Marc tossed a second shovel to Vic, who caught it one-handed, then he pulled a small ax from the trunk and wrapped both hands around the twelve-inch rubber grip. He hefted it briefly, as if considering, then handed it to Ethan, who’d come to a stop on his left.
“You ready for this?” Marc asked, pulling a crowbar from the trunk for himself before slamming it shut.
“Looking forward to it.” Ethan removed his earphones from around his neck with his free hand. He wound them around his MP3 player and slid both into his front pocket, then gave the ax an experimental swing. “What, no samurai?” He swung the ax again, then shrugged, green eyes glinting in bleak humor. “I guess this’ll do.”
“Okay, let’s go.” Marc stalked toward the SUV and stopped at the driver-side door. “Manx?” He tapped on the window, and her head appeared between the seats. “Don’t come out, no matter what.”
She nodded.
Marc checked to make sure the keys were still in the ignition—they were—then turned to me, his features severe in the harsh, reddish glare of his own taillights. “If this goes bad, get them out of here. Don’t look back, just drive straight to the ranch.” I started to protest, but he ignored me. “I’m serious, Faythe. Get them back safely. I’ll haunt your ass till the day you die if you let something happen to that baby.”
I nodded, more alarmed by the tone of his voice than by the cats, the nearest of which was now only a couple of feet away, slinking across the near lane eight feet to my right. Two serpentine puffs of air floated from his nostrils with each breath. Moonlight shone on his glossy fur. Rage glinted in the reflective surface of his eyes.
Marc stepped closer to the hood and tossed his head, telling me to scoot toward the rear door. “Keep your backs to the vehicle and make them come to you.”
And that’s when the first cat pounced.
Three
The furry bastard flew at Marc, claws bared, hissing through a mouthful of pointy feline teeth. He ripped four jagged slashes in the sleeve of Marc’s jacket. Marc slammed the rounded corner of the crowbar into the side of the cat’s head on the upswing. I swung my shovel like a golf club and hit the stray’s right flank. A hideous yowl splintered the frigid night. An instant later, Marc buried the short end of the crowbar in the top of the cat’s skull.
The body hit the ground at Marc’s feet. He wrenched the crowbar free with a wet sucking sound and was already swinging again when the next cat approached, screeching in the back of his throat, fur standing on end.
Another stray leapt at me head-on. My shovel met him in midair. His skull rang the metal blade like a cymbal, and he scampered back to regroup, whimpering, claws scraping the ice-slick concrete with each step.

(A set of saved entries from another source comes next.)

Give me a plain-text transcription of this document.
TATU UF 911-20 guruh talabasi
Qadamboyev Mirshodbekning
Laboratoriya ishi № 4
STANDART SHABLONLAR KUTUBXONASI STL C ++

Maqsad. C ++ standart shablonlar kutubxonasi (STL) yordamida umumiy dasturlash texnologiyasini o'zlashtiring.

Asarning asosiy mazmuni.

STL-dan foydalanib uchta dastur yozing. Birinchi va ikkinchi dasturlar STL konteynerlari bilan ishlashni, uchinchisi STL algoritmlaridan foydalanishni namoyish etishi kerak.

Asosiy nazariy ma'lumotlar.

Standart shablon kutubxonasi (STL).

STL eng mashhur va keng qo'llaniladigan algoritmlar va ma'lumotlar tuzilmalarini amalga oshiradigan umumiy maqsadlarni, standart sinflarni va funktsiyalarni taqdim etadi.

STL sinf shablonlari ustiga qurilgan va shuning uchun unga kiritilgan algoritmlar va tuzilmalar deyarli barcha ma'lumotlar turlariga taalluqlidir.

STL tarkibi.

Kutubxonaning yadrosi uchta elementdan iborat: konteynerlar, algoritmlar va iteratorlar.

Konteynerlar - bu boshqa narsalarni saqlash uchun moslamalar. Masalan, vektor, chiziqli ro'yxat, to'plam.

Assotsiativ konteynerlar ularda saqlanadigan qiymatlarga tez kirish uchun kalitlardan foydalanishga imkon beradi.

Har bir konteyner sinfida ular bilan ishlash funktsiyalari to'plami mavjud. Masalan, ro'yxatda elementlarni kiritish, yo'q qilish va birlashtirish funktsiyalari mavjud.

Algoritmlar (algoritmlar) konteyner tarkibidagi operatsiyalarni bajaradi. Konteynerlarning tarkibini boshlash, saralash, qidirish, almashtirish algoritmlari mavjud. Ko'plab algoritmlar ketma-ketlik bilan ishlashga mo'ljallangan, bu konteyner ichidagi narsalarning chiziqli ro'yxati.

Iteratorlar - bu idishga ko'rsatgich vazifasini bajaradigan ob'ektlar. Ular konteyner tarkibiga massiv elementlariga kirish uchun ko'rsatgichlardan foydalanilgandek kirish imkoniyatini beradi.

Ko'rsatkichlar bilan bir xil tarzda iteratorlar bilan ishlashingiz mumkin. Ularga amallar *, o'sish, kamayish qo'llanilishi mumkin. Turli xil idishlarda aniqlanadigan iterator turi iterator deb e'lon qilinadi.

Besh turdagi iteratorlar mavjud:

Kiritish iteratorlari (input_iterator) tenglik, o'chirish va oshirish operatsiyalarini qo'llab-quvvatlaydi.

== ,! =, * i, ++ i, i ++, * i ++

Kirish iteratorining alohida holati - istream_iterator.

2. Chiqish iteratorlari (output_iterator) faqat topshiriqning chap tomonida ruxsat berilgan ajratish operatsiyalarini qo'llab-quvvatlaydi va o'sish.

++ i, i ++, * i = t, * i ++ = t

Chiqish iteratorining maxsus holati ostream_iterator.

A series of grunts, growls, and hisses on my left told me Ethan was holding his own, and from the rear of the Suburban came the crunch of a shovel hitting pavement, as Vic kept two more strays occupied.

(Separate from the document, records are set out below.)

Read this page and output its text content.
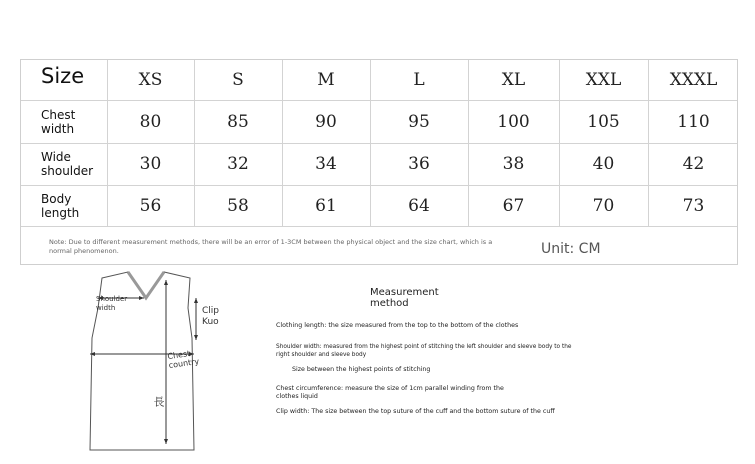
Size	XS	S	M	L	XL	XXL	XXXL
Chest
width	80	85	90	95	100	105	110
Wide
shoulder	30	32	34	36	38	40	42
Body
length	56	58	61	64	67	70	73
Note: Due to different measurement methods, there will be an error of 1-3CM between the physical object and the size chart, which is a normal phenomenon.	Unit: CM
Shoulder
width	Clip
Kuo
Chest
country
長
Measurement
method
Clothing length: the size measured from the top to the bottom of the clothes
Shoulder width: measured from the highest point of stitching the left shoulder and sleeve body to the right shoulder and sleeve body
Size between the highest points of stitching
Chest circumference: measure the size of 1cm parallel winding from the clothes liquid
Clip width: The size between the top suture of the cuff and the bottom suture of the cuff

After the initial surge, none of us had a chance to help anyone else. The cats had us outnumbered three-to-one, and only the car at our backs kept us from being surrounded and dispatched in short order—right there on the side of the road, in plain sight, should anyone happen upon us.
And no sooner had that thought passed through my head than two broad beams of white light appeared on the road, in the direction we’d come from. Headlights. Humans were coming. The fight was about to get unbelievably, irreversibly bad.